ROSE 0.11.145.192
Classes | Typedefs
Rose::BinaryAnalysis::InstructionSemantics::SourceAstSemantics Namespace Reference

Description

Generate C source AST from binary AST.

This semantic domain is used by the BinaryToSource analysis to generate low-level C source code from a binary. The semantic values of this domain are C expressions as source code strings. When a RISC operator, such as "add" is invoked on two semantic values, say C expressions "123" and "x", the result is a new value that holds a larger C expression, such as "(123 + x)". The concept is quite simple, but in practice this domain needs to handle three additional things:

Sizes other than 8, 16, 32, and 64: The semantic values know their exact size in bits and generate C code that uses the smallest allowable type to represent the value, one of uint8_t, uint16_t, uint32_t, or uint64_t. All values are unsigned for consistency, and operations such as sign extension are coded explicitly (this is how it happens in the instruction semantics layers, and the C code is a reflection of those operations). The generated C code uses masking (bit-wise AND) to ensure that unused high-order bits of the C value are zero (e.g., when storing a 5-bit value in a uint8_t the value will be masked with 0x1f).

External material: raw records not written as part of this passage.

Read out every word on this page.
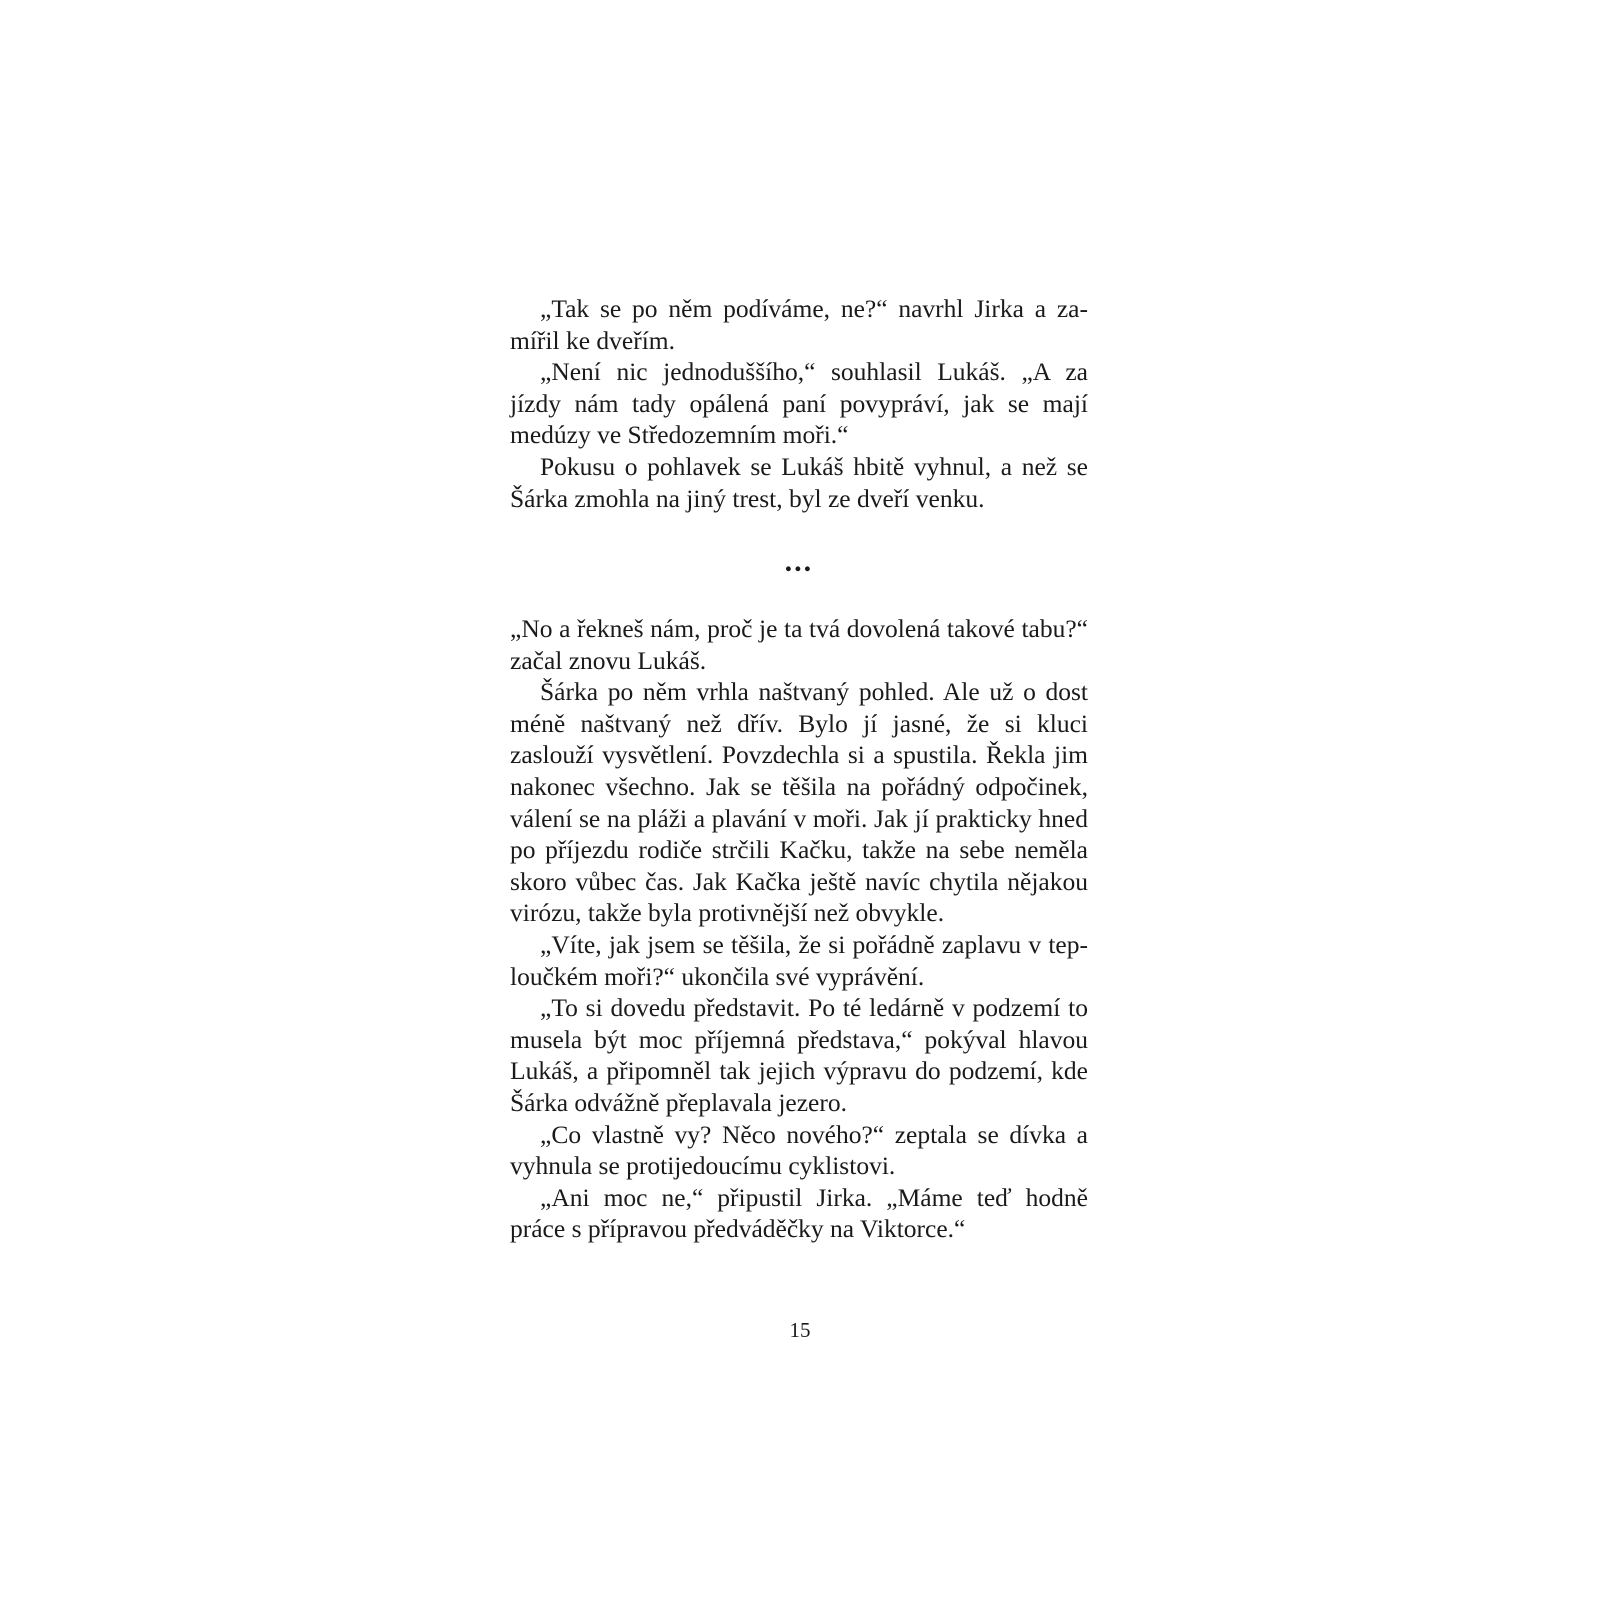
„Tak se po něm podíváme, ne?“ navrhl Jirka a zamířil ke dveřím.

„Není nic jednoduššího,“ souhlasil Lukáš. „A za jízdy nám tady opálená paní povypráví, jak se mají medúzy ve Středozemním moři.“

Pokusu o pohlavek se Lukáš hbitě vyhnul, a než se Šárka zmohla na jiný trest, byl ze dveří venku.

...

„No a řekneš nám, proč je ta tvá dovolená takové tabu?“ začal znovu Lukáš.

Šárka po něm vrhla naštvaný pohled. Ale už o dost méně naštvaný než dřív. Bylo jí jasné, že si kluci zaslouží vysvětlení. Povzdechla si a spustila. Řekla jim nakonec všechno. Jak se těšila na pořádný odpočinek, válení se na pláži a plavání v moři. Jak jí prakticky hned po příjezdu rodiče strčili Kačku, takže na sebe neměla skoro vůbec čas. Jak Kačka ještě navíc chytila nějakou virózu, takže byla protivnější než obvykle.

„Víte, jak jsem se těšila, že si pořádně zaplavu v teploučkém moři?“ ukončila své vyprávění.

„To si dovedu představit. Po té ledárně v podzemí to musela být moc příjemná představa,“ pokýval hlavou Lukáš, a připomněl tak jejich výpravu do podzemí, kde Šárka odvážně přeplavala jezero.

„Co vlastně vy? Něco nového?“ zeptala se dívka a vyhnula se protijedoucímu cyklistovi.

„Ani moc ne,“ připustil Jirka. „Máme teď hodně práce s přípravou předváděčky na Viktorce.“

15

Undefined behavior of C shift operations: The C language does not define the behavior of shift operators when the shift count is as wide or wider than the lhs operand. But since the CPU defines these operations, and since one of the points of this translation is to be able to recompile a binary specimen for a different architecture, the translation needs to generate well-defined behavior in these cases. Therefore, all shift operations are protected with conditional code in the C output.

Multi-state vs. single-state: Instruction semantics can operate on multiple machine states at once. For instance, an x86 PUSH instruction might update the stack pointer register before writing to the stack, but then use the stack pointer during the write operations. In some other operation it might update the stack pointer but then use the new value. The generated C program has only a single state object: the register global variables and global memory variable. Therefore, the generated code performs all calculations up front using static single assignment (SSA) and then generates the side effects that update the C program state.

For clues about how to use this domain, see Rose::BinaryAnalysis::BinaryToSource. In general, one constructs the domain and processes one instruction at a time. For each instruction, the domain's state is reset to an initial value, then the instruction is processed, then the side effect list is examined to generate the C code for the instruction.

Classes

class  RiscOperators
 Basic semantic operations. More...
 
class  SValue
 Semantic values for generating C source code ASTs. More...
 

Typedefs

typedef Sawyer::SharedPointer< class SValueSValuePtr
 Shared-ownership pointer for a binary-to-source semantic value.
 
typedef BaseSemantics::RegisterStateGeneric RegisterState
 Register state used by this domain.
 
typedef BaseSemantics::RegisterStateGenericPtr RegisterStatePtr
 Pointer to register states used by this domain.
 
typedef NullSemantics::MemoryState MemoryState
 Memory state used by this domain.
 
typedef NullSemantics::MemoryStatePtr MemoryStatePtr
 Pointer to memory states used by this domain.
 
typedef BaseSemantics::State State
 State used by this domain.
 
typedef BaseSemantics::StatePtr StatePtr
 Pointer to states used by this domain.
 
typedef boost::shared_ptr< class RiscOperatorsRiscOperatorsPtr
 Shared-ownership pointer for basic semantic operations.
 

Typedef Documentation

◆ SValuePtr

Shared-ownership pointer for a binary-to-source semantic value.

Definition at line 57 of file SourceAstSemantics.h.

◆ RegisterState

Register state used by this domain.

Definition at line 160 of file SourceAstSemantics.h.

◆ RegisterStatePtr

Pointer to register states used by this domain.

Definition at line 161 of file SourceAstSemantics.h.

◆ MemoryState

Memory state used by this domain.

Definition at line 163 of file SourceAstSemantics.h.

◆ MemoryStatePtr

Pointer to memory states used by this domain.

Definition at line 164 of file SourceAstSemantics.h.

◆ State

State used by this domain.

Definition at line 166 of file SourceAstSemantics.h.

◆ StatePtr

Pointer to states used by this domain.

Definition at line 167 of file SourceAstSemantics.h.

◆ RiscOperatorsPtr

Shared-ownership pointer for basic semantic operations.

Definition at line 175 of file SourceAstSemantics.h.